The Minister of Internal Affairs, Andrew Napuat, has announced plans to block public servants, police officers, teachers and members of Parliament from owning taxis and buses effective from January 1, 2019.
Speaking at a press conference at the Ministry Monday afternoon, Minister Napuat, announced that as minister responsible for public land transport, he had instructed the Public Land Transport Authority (PLTA) that all public servants, police officers and teachers that own and operate public land transport services such as taxi, service bus, common transport or tour operator in the urban centres where they reside and work that he intends to “stop and legislate” through the Public Land Transport Act that they will no longer own and operate any form of transport to be registered in their names and spouses by January 1, 2019.

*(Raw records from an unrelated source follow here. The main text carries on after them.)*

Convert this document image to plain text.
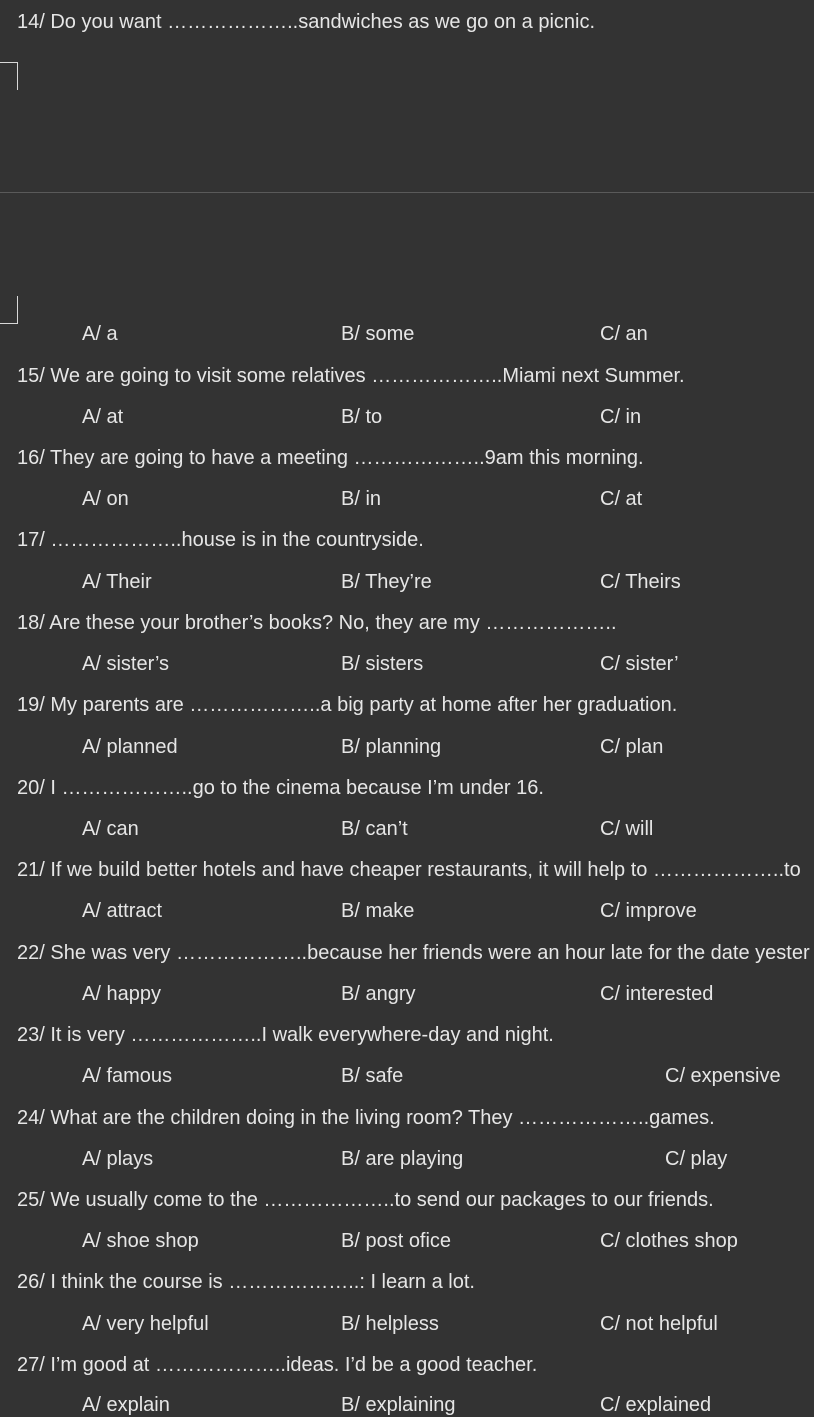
14/ Do you want ………………..sandwiches as we go on a picnic.
A/ a	B/ some	C/ an
15/ We are going to visit some relatives ………………..Miami next Summer.
A/ at	B/ to	C/ in
16/ They are going to have a meeting ………………..9am this morning.
A/ on	B/ in	C/ at
17/ ………………..house is in the countryside.
A/ Their	B/ They’re	C/ Theirs
18/ Are these your brother’s books? No, they are my ………………..
A/ sister’s	B/ sisters	C/ sister’
19/ My parents are ………………..a big party at home after her graduation.
A/ planned	B/ planning	C/ plan
20/ I ………………..go to the cinema because I’m under 16.
A/ can	B/ can’t	C/ will
21/ If we build better hotels and have cheaper restaurants, it will help to ………………..to
A/ attract	B/ make	C/ improve
22/ She was very ………………..because her friends were an hour late for the date yester
A/ happy	B/ angry	C/ interested
23/ It is very ………………..I walk everywhere-day and night.
A/ famous	B/ safe	C/ expensive
24/ What are the children doing in the living room? They ………………..games.
A/ plays	B/ are playing	C/ play
25/ We usually come to the ………………..to send our packages to our friends.
A/ shoe shop	B/ post ofice	C/ clothes shop
26/ I think the course is ………………..: I learn a lot.
A/ very helpful	B/ helpless	C/ not helpful
27/ I’m good at ………………..ideas. I’d be a good teacher.
A/ explain	B/ explaining	C/ explained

“Anyone who is a public servant, police officer, teacher and a member of Parliament who owns and operates a public transport have until the end of this year to sell their vehicles to someone who is neither a public servant, police officer nor a teacher or send their vehicles to their islands of origin to provide the same service,” he added.

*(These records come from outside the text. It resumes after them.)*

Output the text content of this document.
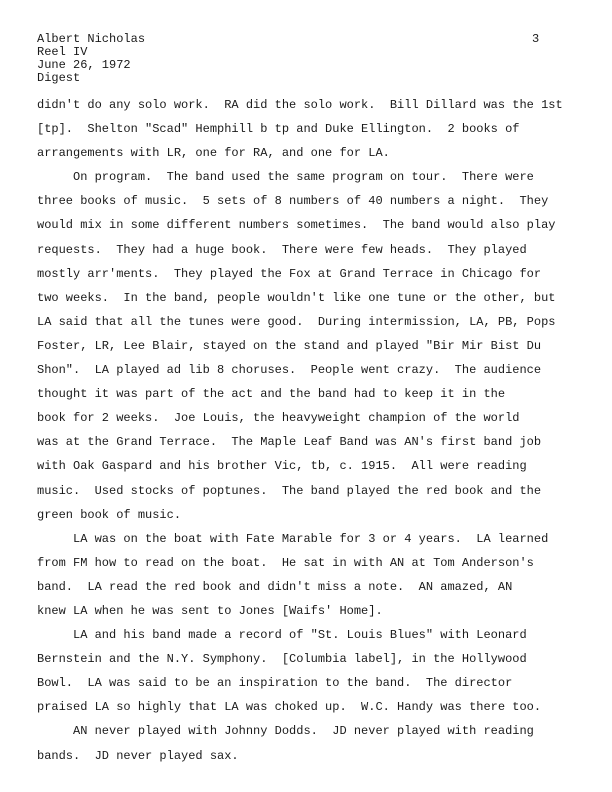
Albert Nicholas
Reel IV
June 26, 1972
Digest
3
didn't do any solo work.  RA did the solo work.  Bill Dillard was the 1st
[tp].  Shelton "Scad" Hemphill b tp and Duke Ellington.  2 books of
arrangements with LR, one for RA, and one for LA.
On program.  The band used the same program on tour.  There were
three books of music.  5 sets of 8 numbers of 40 numbers a night.  They
would mix in some different numbers sometimes.  The band would also play
requests.  They had a huge book.  There were few heads.  They played
mostly arr'ments.  They played the Fox at Grand Terrace in Chicago for
two weeks.  In the band, people wouldn't like one tune or the other, but
LA said that all the tunes were good.  During intermission, LA, PB, Pops
Foster, LR, Lee Blair, stayed on the stand and played "Bir Mir Bist Du
Shon".  LA played ad lib 8 choruses.  People went crazy.  The audience
thought it was part of the act and the band had to keep it in the
book for 2 weeks.  Joe Louis, the heavyweight champion of the world
was at the Grand Terrace.  The Maple Leaf Band was AN's first band job
with Oak Gaspard and his brother Vic, tb, c. 1915.  All were reading
music.  Used stocks of poptunes.  The band played the red book and the
green book of music.
LA was on the boat with Fate Marable for 3 or 4 years.  LA learned
from FM how to read on the boat.  He sat in with AN at Tom Anderson's
band.  LA read the red book and didn't miss a note.  AN amazed, AN
knew LA when he was sent to Jones [Waifs' Home].
LA and his band made a record of "St. Louis Blues" with Leonard
Bernstein and the N.Y. Symphony.  [Columbia label], in the Hollywood
Bowl.  LA was said to be an inspiration to the band.  The director
praised LA so highly that LA was choked up.  W.C. Handy was there too.
AN never played with Johnny Dodds.  JD never played with reading
bands.  JD never played sax.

He said the purpose for the decision is to: control and manage the number of taxis, buses, common transport on the road in the urban areas, particularly in Port Vila; to limit the huge number of transport vehicles that has resulted in traffic congestion in town during busy hours, leading to traffic accidents; and give opportunities to others who do not earn an income because those targeted are already earning an income from government, to enter the transport sector and improve their standard of living and well being.
The minister explained that government had already banned the importation of second hand vehicles or buses for the purpose of being used as transport vehicles commencing January 1, 2018. This ban also covers the small Matiz cars.

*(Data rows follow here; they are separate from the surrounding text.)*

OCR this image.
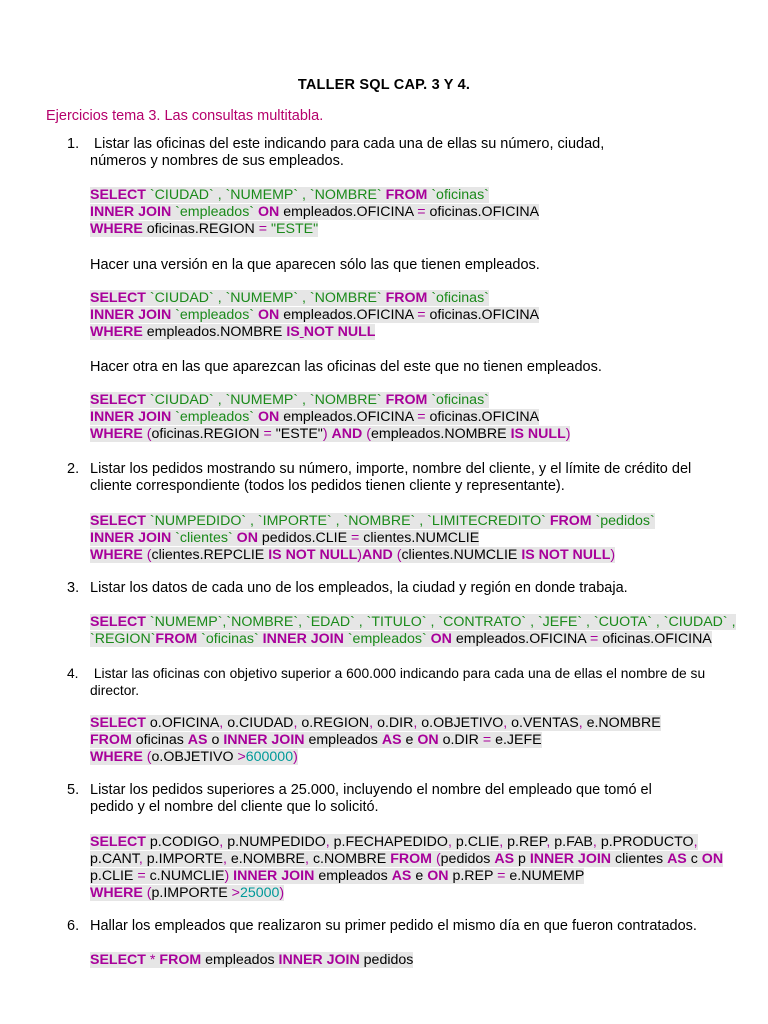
TALLER SQL CAP. 3 Y 4.
Ejercicios tema 3. Las consultas multitabla.
1. Listar las oficinas del este indicando para cada una de ellas su número, ciudad,
números y nombres de sus empleados.
SELECT `CIUDAD` , `NUMEMP` , `NOMBRE` FROM `oficinas`
INNER JOIN `empleados` ON empleados.OFICINA = oficinas.OFICINA
WHERE oficinas.REGION = "ESTE"
Hacer una versión en la que aparecen sólo las que tienen empleados.
SELECT `CIUDAD` , `NUMEMP` , `NOMBRE` FROM `oficinas`
INNER JOIN `empleados` ON empleados.OFICINA = oficinas.OFICINA
WHERE empleados.NOMBRE IS NOT NULL
Hacer otra en las que aparezcan las oficinas del este que no tienen empleados.
SELECT `CIUDAD` , `NUMEMP` , `NOMBRE` FROM `oficinas`
INNER JOIN `empleados` ON empleados.OFICINA = oficinas.OFICINA
WHERE (oficinas.REGION = "ESTE") AND (empleados.NOMBRE IS NULL)
2. Listar los pedidos mostrando su número, importe, nombre del cliente, y el límite de crédito del
cliente correspondiente (todos los pedidos tienen cliente y representante).
SELECT `NUMPEDIDO` , `IMPORTE` , `NOMBRE` , `LIMITECREDITO` FROM `pedidos`
INNER JOIN `clientes` ON pedidos.CLIE = clientes.NUMCLIE
WHERE (clientes.REPCLIE IS NOT NULL)AND (clientes.NUMCLIE IS NOT NULL)
3. Listar los datos de cada uno de los empleados, la ciudad y región en donde trabaja.
SELECT `NUMEMP`,`NOMBRE`, `EDAD` , `TITULO` , `CONTRATO` , `JEFE` , `CUOTA` , `CIUDAD` ,
`REGION`FROM `oficinas` INNER JOIN `empleados` ON empleados.OFICINA = oficinas.OFICINA
4. Listar las oficinas con objetivo superior a 600.000 indicando para cada una de ellas el nombre de su
director.
SELECT o.OFICINA, o.CIUDAD, o.REGION, o.DIR, o.OBJETIVO, o.VENTAS, e.NOMBRE
FROM oficinas AS o INNER JOIN empleados AS e ON o.DIR = e.JEFE
WHERE (o.OBJETIVO >600000)
5. Listar los pedidos superiores a 25.000, incluyendo el nombre del empleado que tomó el
pedido y el nombre del cliente que lo solicitó.
SELECT p.CODIGO, p.NUMPEDIDO, p.FECHAPEDIDO, p.CLIE, p.REP, p.FAB, p.PRODUCTO,
p.CANT, p.IMPORTE, e.NOMBRE, c.NOMBRE FROM (pedidos AS p INNER JOIN clientes AS c ON
p.CLIE = c.NUMCLIE) INNER JOIN empleados AS e ON p.REP = e.NUMEMP
WHERE (p.IMPORTE >25000)
6. Hallar los empleados que realizaron su primer pedido el mismo día en que fueron contratados.
SELECT * FROM empleados INNER JOIN pedidos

“PLTA will work with the Department of Customs and Inland Revenue to enforce this decision at all our ports of entry.
“This will add to the list of prohibited items with the Department of Customs to import to Vanuatu,” he added.
The Minister was conscious that questions may arise concerning powers of the Minister to impose such action and he pointed to the powers of the Minister under the Public Land Transport Act, Section 44 (Subsection 1) that says “the Minister may by Order prescribe anything which is necessary or convenient to be prescribed for the better carrying out or giving effect to the provisions of this Act.”
“When the PLT Act is amended this year 2018, this policy directive will be inserted in one of the provisions of the amendment,” he added.
Minister Napuat also pointed to the Public Service Staff Manual 10.3 titled Staff Members Obligations, which requires that civil servants disclose and take responsible steps to avoid any conflict of interest (real or apparent) in connection with his or her employment.
“We will liaise with the Public Service Commission if civil servants adhere to their staff manual and disclose their business interests or not which could cause some conflict of interest when issuing permits, business licenses.
“I understand there are apparently some conflict of interest between civil servants and their family members who own and operate some form of transport in the urban area.
“A civil servant or police officer cannot be a compliance and enforcement officer of public land transport systems in Vanuatu and also own, operate and drive a public land transport,” he said.
He explained that legislative changes will be reflected in the amendment of the PLT Act to be made this year including other legislation that deal with registration of vehicles, drivers licenses, business license and PLTA will ensure these legislative changes are done this year to address relating to transfer and registration of existing vehicles to the names of spouses and sons and daughters, which for public servants, police officers, teachers and MPs will not be allowed.